Modern TEM are equipped with a Cold Field Emission Gun (FEG) or with a Schottky FEG, making them suitable for materials science, nanotechnology, and various fields requiring detailed structural and compositional analysis in a local nanoscale. Indeed, point resolution below 0.3 nm at 200kV in TEM mode can be reached, according to the
instrument configuration.

In the STEM mode, electrons pass through the specimen, but, the electron optics focus the beam into a narrow spot which is scanned over the sample in a raster. The rastering of the beam across the sample makes these microscopes suitable for analysis techniques.

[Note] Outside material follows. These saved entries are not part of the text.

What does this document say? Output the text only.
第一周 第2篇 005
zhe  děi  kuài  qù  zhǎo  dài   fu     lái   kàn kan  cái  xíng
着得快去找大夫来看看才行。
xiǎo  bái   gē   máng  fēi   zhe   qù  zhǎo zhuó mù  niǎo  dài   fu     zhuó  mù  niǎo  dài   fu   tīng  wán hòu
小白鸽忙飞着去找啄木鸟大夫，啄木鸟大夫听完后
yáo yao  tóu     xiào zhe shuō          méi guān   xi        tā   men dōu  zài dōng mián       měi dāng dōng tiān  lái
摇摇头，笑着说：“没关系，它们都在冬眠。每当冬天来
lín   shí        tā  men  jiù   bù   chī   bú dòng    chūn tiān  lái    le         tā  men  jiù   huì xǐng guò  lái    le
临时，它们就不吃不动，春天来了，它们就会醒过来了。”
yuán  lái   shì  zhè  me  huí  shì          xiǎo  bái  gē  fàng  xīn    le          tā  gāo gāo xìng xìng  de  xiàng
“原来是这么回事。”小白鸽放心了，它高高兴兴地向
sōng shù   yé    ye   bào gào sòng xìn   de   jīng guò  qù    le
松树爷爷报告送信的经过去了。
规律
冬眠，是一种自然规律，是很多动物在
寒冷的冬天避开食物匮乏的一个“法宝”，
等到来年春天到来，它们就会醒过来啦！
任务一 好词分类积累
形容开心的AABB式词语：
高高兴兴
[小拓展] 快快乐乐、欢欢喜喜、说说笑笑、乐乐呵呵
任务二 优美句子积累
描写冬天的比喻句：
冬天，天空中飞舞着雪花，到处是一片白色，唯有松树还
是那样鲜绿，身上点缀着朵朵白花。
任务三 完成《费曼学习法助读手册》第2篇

According to the specific configuration (see details and the specific availability below, referred to each instrument and facility), the microscope can be equipped with a selection of multiple detectors enabling different techniques, such as Energy-Dispersive x-ray Spectroscopy analysis (EDS), electron energy loss spectroscopy (EELS), STEM detectors in bright field (BF), annular bright field (ABF), annular dark field (ADF) for diffraction contrast, high-angle annular dark field (HAADF) for Z-contrast.

EELS/EDS system control software enables point-by-point signal acquisitions, for the analysis of spectra and maps.
Sample preparation (see details and the specific availability below, referred to each instrument and facility) is a crucial part in TEM experiments.

High quality TEM specimens have a thickness that is comparable to the mean free path of the electrons that travel through the samples, which may be only a few tens of nanometres. Preparation of TEM specimens is specific to the material under analysis and the desired information to obtain from the specimen. Sample preparation laboratories are equipped with the basic tools (diamond saw, polisher, dimpler, ultrasonic cutter, precision ion polishing system, plasma cleaner) commonly used in conventional thinning procedures.

Luminescence optical spectroscopy is a classical spectroscopy to characterize excited states in semiconductors. It is based on an optical excitation with an excess energy with respect to the band gap. The various pathways of de-excitation give rise to a re-emitted photon distribution with energy related to the excited states.

The lineshape as a function of the re-emitted photon energy is generally modeled by the product of the absorption times the photoexcited electron and hole distribution functions at energies coupled by the photon. In this approximation a common temperature of electrons and holes is postulated and by fitting the high energy tail of the spectrum the carriers temperature can be retrieved.

The PhotoLumiscence also provides a scenario for the exciton dynamics; in particular, varying the flux of the photon beam, the PhotoLuminescence intensity is super-linear in the case of exciton-exciton interaction.

Moreover, PhotoLuminescence at low temperature is a powerful tool to characterize point defects in semiconductors, and it is a fundamental characterization to improve the quality of the semiconductors in electronic devices.

PES (Photo-electron Spectroscopy) is a general term that includes X-ray Photoelectron Spectroscopy (XPS), also known as Electron Spectroscopy for Chemical Analysis (ESCA),  and Ultraviolet Photoelectron Spectroscopy (UPS), that are the most used techniques for the investigation of the chemical properties of the material. In PES, a monochromatic photon beam impinges on the sample and extracts photoelectrons. These photoelectrons are then collected by an electrostatic lens system; their energy dispersion is then measured by an electron energy analyzer. The collected data form the so-called electron dispersion curve (EDC) or photoemission spectrum. From the analysis of the photoemission spectrum, it is possible to derive the chemical composition (stoichiometry) of the material under study and several information about the chemical state of each element, such as oxidation state, chemical bonds, etc. PES can be exploited as a surface chemical analysis technique: the valence band DOS (assessable by UPS) reveals the orbital contributions through cross-section analysis (photon energy dependence) and core level photoemission (assessable by XPS) is sensitive to the local environment of a given atomic species in the first atomic layers of the sample.